Employee Experience und Facility Management
Employee Experience (EX) umfasst alles, was ein Mitarbeitender in Bezug auf seine Arbeit erlebt: von der Begrüßung beim Betreten des Gebäudes bis zur Raumtemperatur am Arbeitsplatz. Das Facility Management gestaltet einen Großteil der physischen Berührungspunkte, die diese Erfahrung prägen.
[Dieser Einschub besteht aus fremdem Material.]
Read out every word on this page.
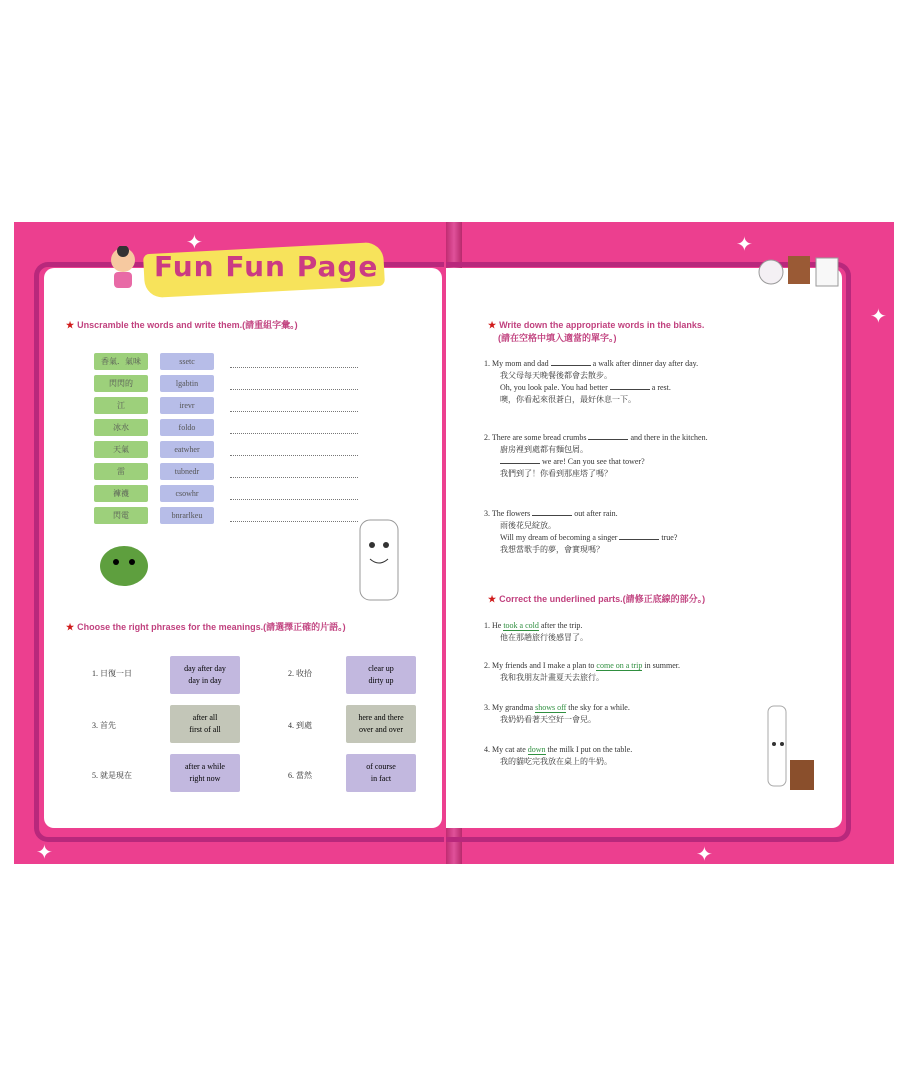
✦
✦
✦
✦
✦
Fun Fun Page
答案：a pair of socks
★ Unscramble the words and write them.(請重組字彙。)
香氣．氣味	ssetc
閃閃的	lgabtin
江	irevr
冰水	foldo
天氣	eatwher
雷	tubnedr
褲襪	csowhr
閃電	bnrarlkeu
★ Choose the right phrases for the meanings.(請選擇正確的片語。)
1. 日復一日
day after day
day in day
2. 收拾
clear up
dirty up
3. 首先
after all
first of all	4. 到處
here and there
over and over
5. 就是現在
after a while
right now	6. 當然
of course
in fact
★ Write down the appropriate words in the blanks.
(請在空格中填入適當的單字。)
1. My mom and dad	a walk after dinner day after day.
我父母每天晚餐後都會去散步。
Oh, you look pale. You had better	a rest.
噢，你看起來很蒼白，最好休息一下。
2. There are some bread crumbs	and there in the kitchen.
廚房裡到處都有麵包屑。
we are! Can you see that tower?
我們到了！你看到那座塔了嗎？
3. The flowers	out after rain.
雨後花兒綻放。
Will my dream of becoming a singer	true?
我想當歌手的夢，會實現嗎？
★ Correct the underlined parts.(請修正底線的部分。)
1. He took a cold after the trip.
他在那趟旅行後感冒了。
2. My friends and I make a plan to come on a trip in summer.
我和我朋友計畫夏天去旅行。
3. My grandma shows off the sky for a while.
我奶奶看著天空好一會兒。
4. My cat ate down the milk I put on the table.
我的貓吃完我放在桌上的牛奶。
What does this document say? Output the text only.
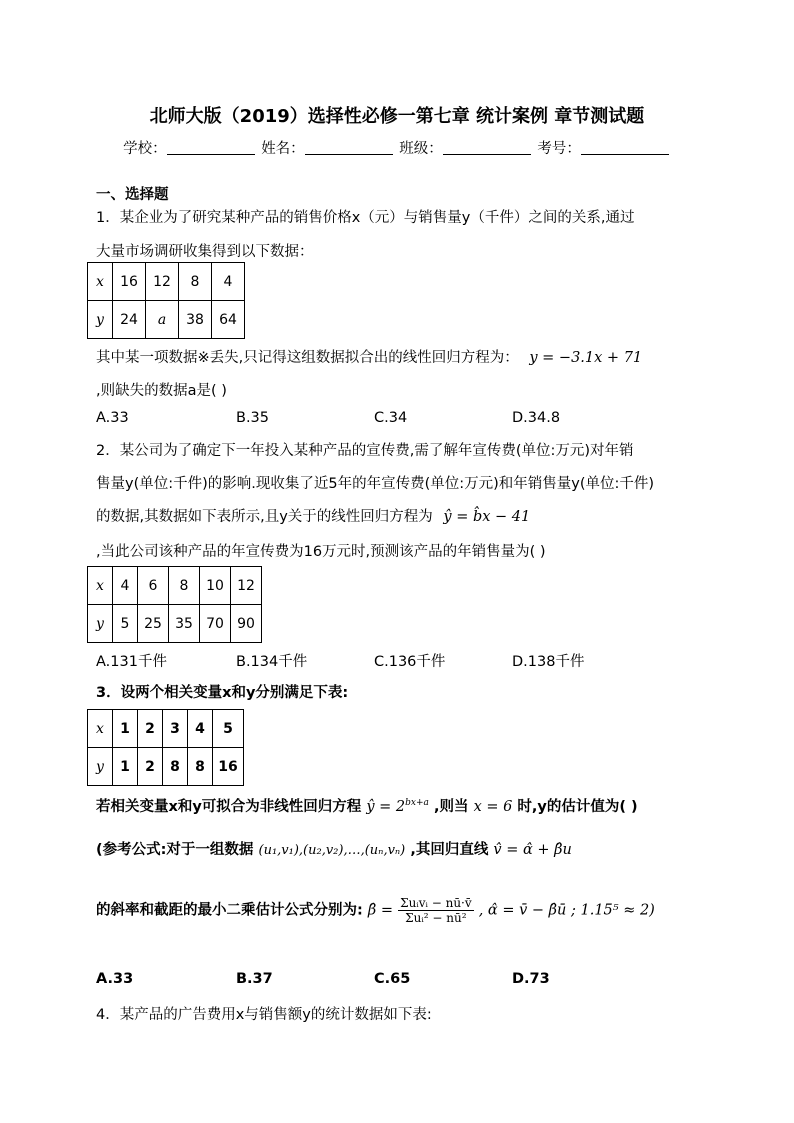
北师大版（2019）选择性必修一第七章 统计案例 章节测试题
学校：	姓名：	班级：	考号：
一、选择题
1．某企业为了研究某种产品的销售价格x（元）与销售量y（千件）之间的关系,通过
大量市场调研收集得到以下数据：
x	16	12	8	4
y	24	a	38	64
其中某一项数据※丢失,只记得这组数据拟合出的线性回归方程为： y = −3.1x + 71
,则缺失的数据a是( )
A.33	B.35	C.34	D.34.8
2．某公司为了确定下一年投入某种产品的宣传费,需了解年宣传费(单位:万元)对年销
售量y(单位:千件)的影响.现收集了近5年的年宣传费(单位:万元)和年销售量y(单位:千件)
的数据,其数据如下表所示,且y关于的线性回归方程为 ŷ = b̂x − 41
,当此公司该种产品的年宣传费为16万元时,预测该产品的年销售量为( )
x	4	6	8	10	12
y	5	25	35	70	90
A.131千件	B.134千件	C.136千件	D.138千件
3．设两个相关变量x和y分别满足下表:
x	1	2	3	4	5
y	1	2	8	8	16
若相关变量x和y可拟合为非线性回归方程 ŷ = $2^{bx+a}$ ,则当 x = 6 时,y的估计值为( )
(参考公式:对于一组数据 (u₁,v₁),(u₂,v₂),…,(uₙ,vₙ) ,其回归直线 v̂ = α̂ + β̂u
的斜率和截距的最小二乘估计公式分别为: β̂ = $\frac{\text{Σuᵢvᵢ − nū·v̄}}{\text{Σuᵢ² − nū²}}$ , α̂ = v̄ − β̂ū ; 1.15⁵ ≈ 2)
A.33	B.37	C.65	D.73
4．某产品的广告费用x与销售额y的统计数据如下表:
Deutsche Rahmenbedingungen
In Deutschland misst das Great Place to Work-Institut jährlich die Arbeitgeberbewertung. Unternehmen wie Bosch, SAP und REWE erzielen regelmäßig Spitzenwerte, teilweise aufgrund hervorragender FM-Leistungen. Das Bundesministerium für Arbeit und Soziales (BMAS) hat Studien zu Arbeitsqualität und Wohlbefinden am Arbeitsplatz veröffentlicht. Die BAuA (Bundesanstalt für Arbeitsschutz und Arbeitsmedizin) forscht zu dem Zusammenhang zwischen Arbeitsumgebung und Mitarbeitergesundheit. Der GEFMA hat Employee Experience als strategisches FM-Thema in seinen Richtlinien verankert und bietet Kompetenzentwicklung in diesem Bereich an.
Schlüsselbegriffe
- Employee Experience
- Die Gesamterfahrung eines Mitarbeitenden über alle Interaktionen mit der Organisation und der Arbeitsumgebung hinweg.
- Touchpoint
- Jeder Kontaktpunkt zwischen Mitarbeiter und FM-Dienstleistung, von der Rezeption bis zum Arbeitsplatz.
- Hospitality im FM
- Dienstleistung, bei der Gastfreundschaft und Erlebnis im Vordergrund stehen, nicht nur die funktionale Leistungserbringung.
- NPS Arbeitsplatz
- Net Promoter Score auf die Arbeitsumgebung angewendet: Würden Sie diesen Arbeitsplatz einem Kollegen empfehlen?
So funktioniert es
Employee Experience im FM dreht sich um die bewusste Gestaltung der Momente, die zählen. Die Ankunft im Büro ist so ein Moment: ein freundlicher Empfang, funktionierende Kaffeemaschinen und ein sauberer Schreibtisch setzen den Ton für den Tag. Kleine Ärgernisse — ein defekter Drucker, ein voller Papierkorb, ein zu warmer Besprechungsraum — haben einen kumulativen negativen Effekt, der größer ist, als man denkt.
Messen Sie die Erfahrung systematisch. Kurze Pulse-Surveys nach FM-Interaktionen geben direkten Einblick in das, was funktioniert und was nicht. Kombinieren Sie dies mit objektiven Daten: Reaktionszeiten auf Meldungen, Temperaturmessungen und Reinigungsinspektionen. Die Kombination aus Wahrnehmung und Fakten verhindert, dass Sie auf Basis des lautesten Beschwerdeführers nachsteuern.
Beim hybriden Arbeiten verschiebt sich die EX-Aufgabe. Das Büro muss es wert sein, aufzusuchen. Das bedeutet, in das zu investieren, was zu Hause nicht möglich ist: Begegnung, Zusammenarbeit, guten Kaffee und eine angenehme Atmosphäre. Der Facility Manager wird damit mehr zum Hospitality-Manager als zum Verwalter von Quadratmetern.